The problem is linked to “poor hygiene, unsafe drinking water, diseases, lack of immunization and improper feeding practices of young children,” she said.

There are nearly one million registered Syrian refugees in Lebanon, including 200,000 children under the age of five.

Lebanon, with a population of just four million, has seen its already limited resources stretched to the limit by the influx of refugees.

UNICEF said a study conducted last October and November showed some 2,000 children “are at risk of dying and need immediate treatment to survive.”

The agency said it had begun treating several hundred of those in worst need.

It said the most affected regions were in northern and eastern Lebanon, where the cases of “severe acute malnutrition” doubled between 2012 and 2013.

The report warned that new arrivals and rising food prices could cause the situation to “deteriorate rapidly.”

Zeroual Azzedine, UNICEF’s chief of health and nutrition, said under-fives were the most vulnerable to malnutrition, particularly those living in harsh conditions in camps.

“The child who suffers malnutrition has no appetite, he does not want to eat… because malnutrition hits the brain first,” he said.

“Even if the child is smiling, playing, the malnutrition hits silently, hits the brain.”

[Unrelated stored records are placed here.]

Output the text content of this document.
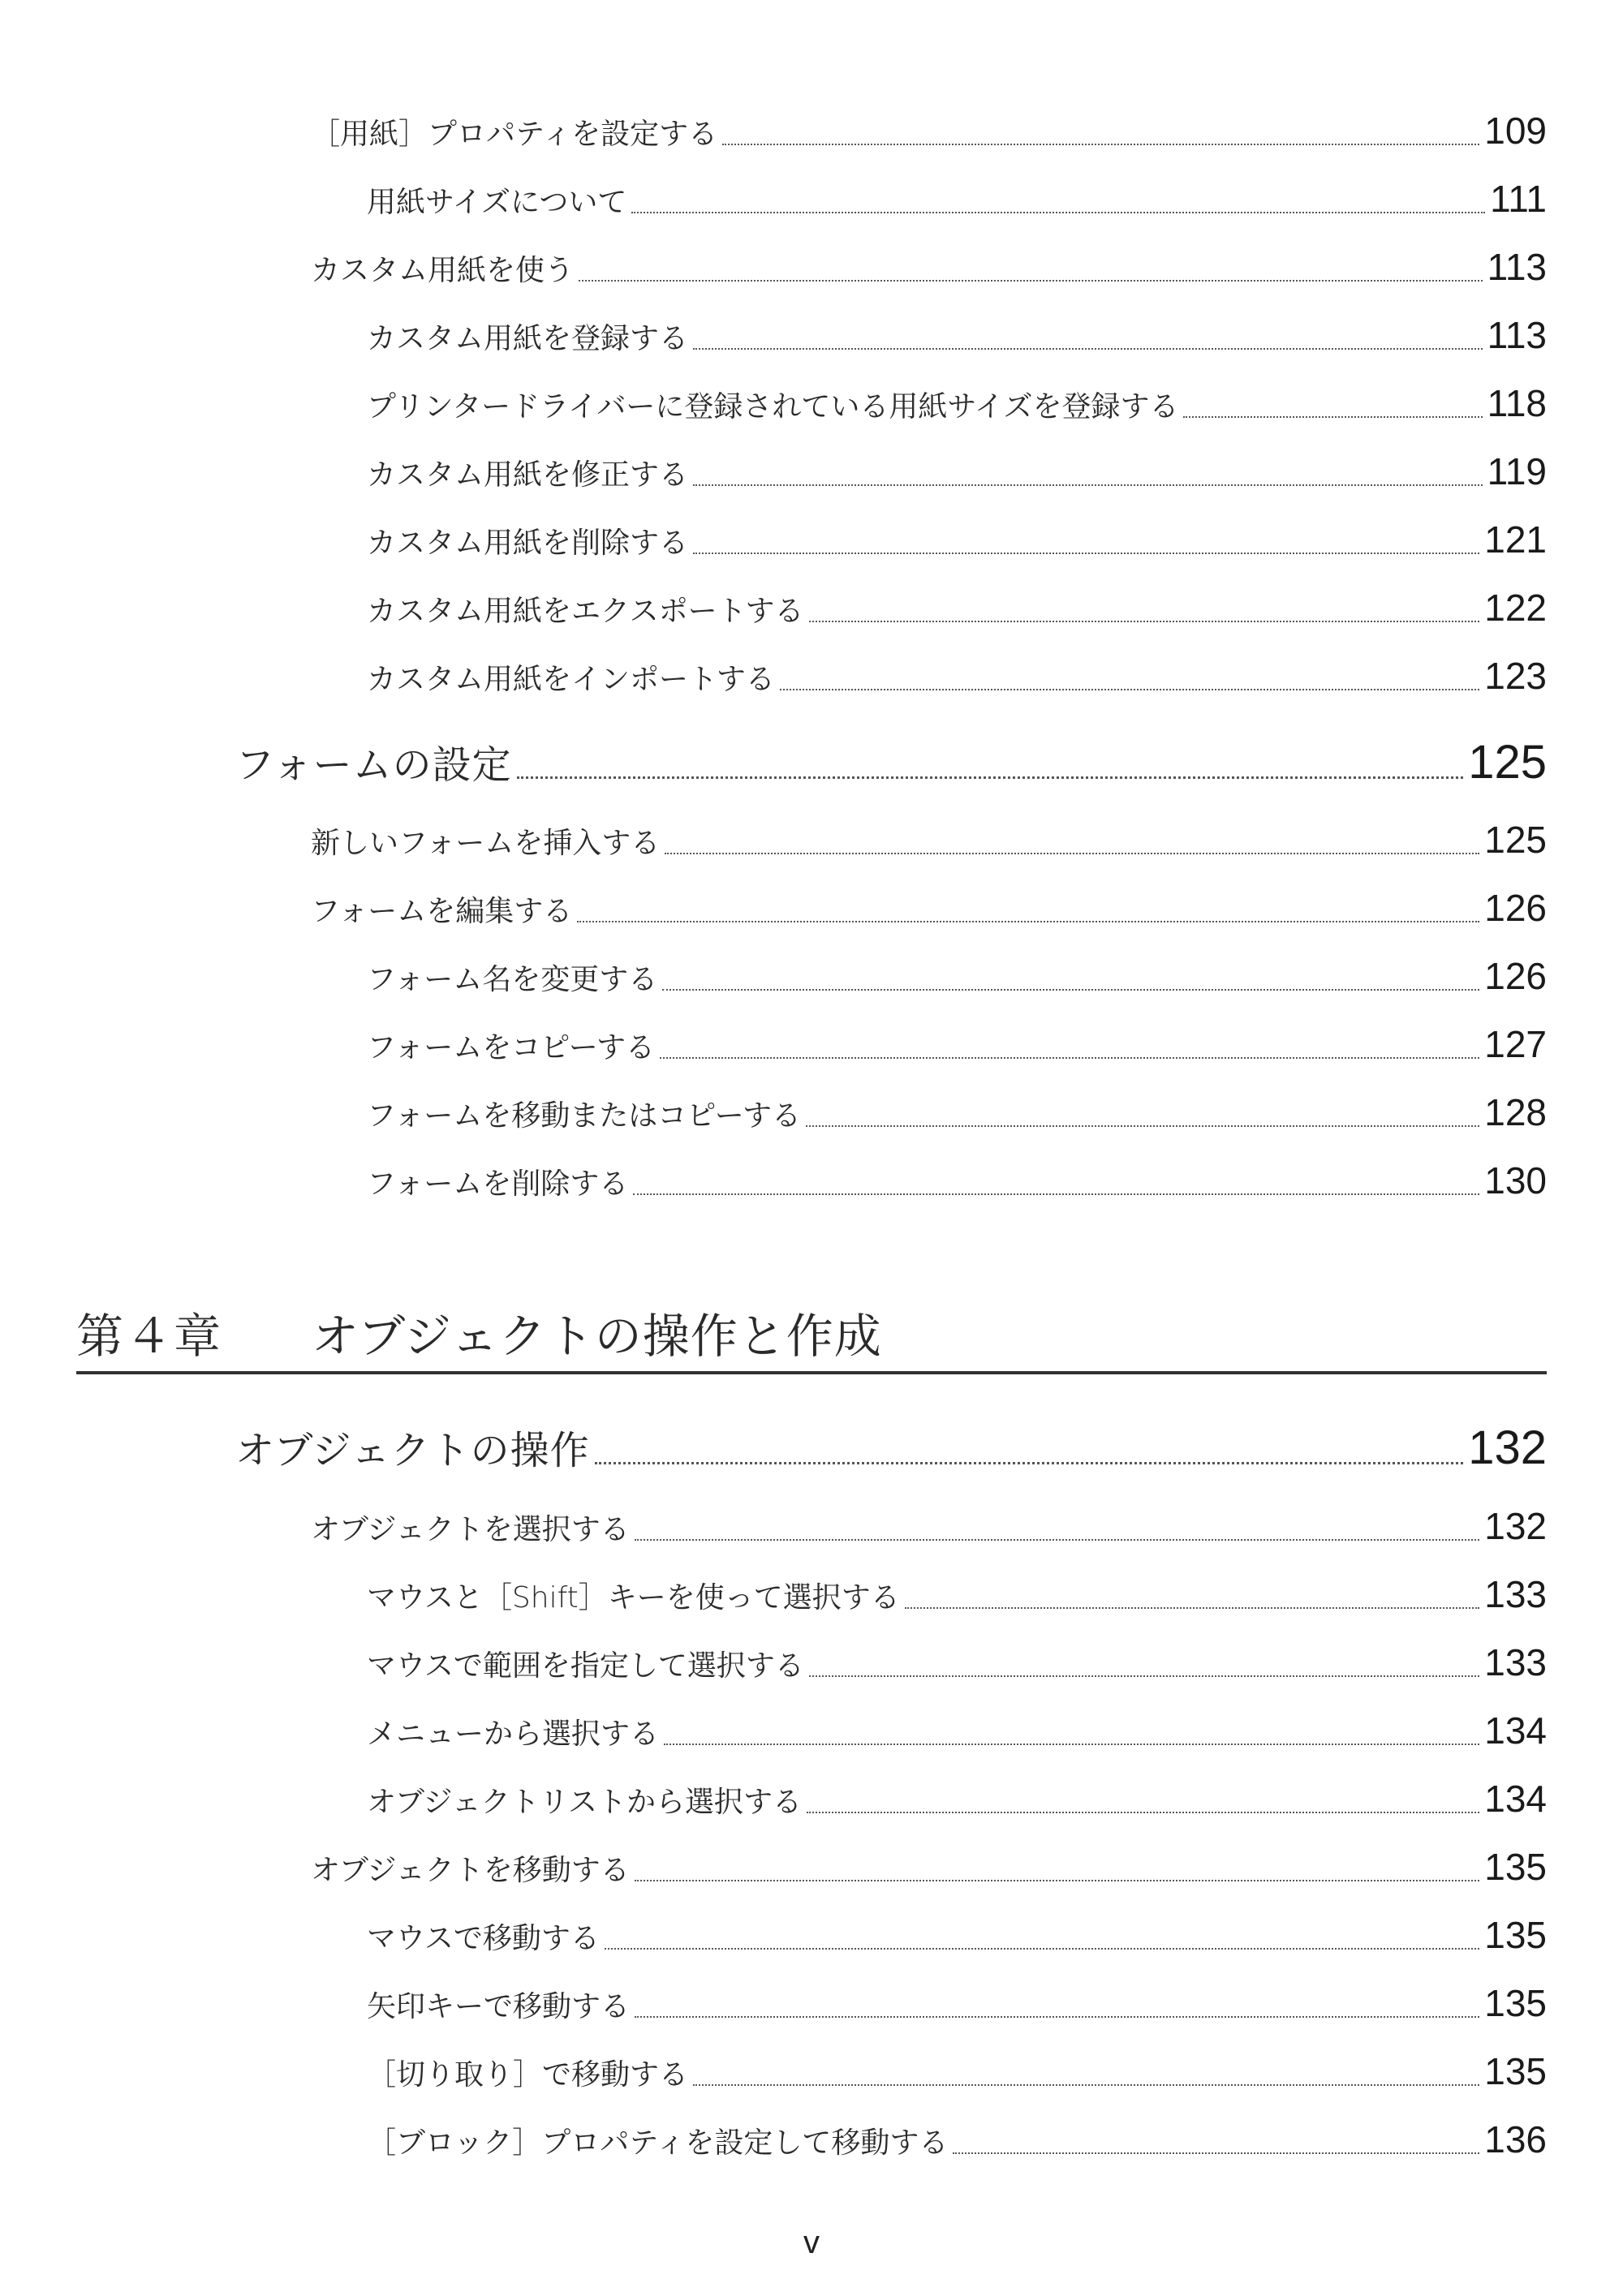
［用紙］プロパティを設定する	109
用紙サイズについて	111
カスタム用紙を使う	113
カスタム用紙を登録する	113
プリンタードライバーに登録されている用紙サイズを登録する	118
カスタム用紙を修正する	119
カスタム用紙を削除する	121
カスタム用紙をエクスポートする	122
カスタム用紙をインポートする	123
フォームの設定	125
新しいフォームを挿入する	125
フォームを編集する	126
フォーム名を変更する	126
フォームをコピーする	127
フォームを移動またはコピーする	128
フォームを削除する	130
第４章	オブジェクトの操作と作成
オブジェクトの操作	132
オブジェクトを選択する	132
マウスと［Shift］キーを使って選択する	133
マウスで範囲を指定して選択する	133
メニューから選択する	134
オブジェクトリストから選択する	134
オブジェクトを移動する	135
マウスで移動する	135
矢印キーで移動する	135
［切り取り］で移動する	135
［ブロック］プロパティを設定して移動する	136
v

He said the situation would become an emergency if the malnutrition rate among children hits 15 percent.

The current rate is six percent, but that represents the “real beginning of the crisis,” he told Agence France Presse.

The UNICEF report recommends that Lebanon’s health ministry and aid and NGO workers cooperate to monitor the situation and treat cases as they are detected.

It urges both screening of children and women and raising awareness of appropriate feeding practices for infants and young children.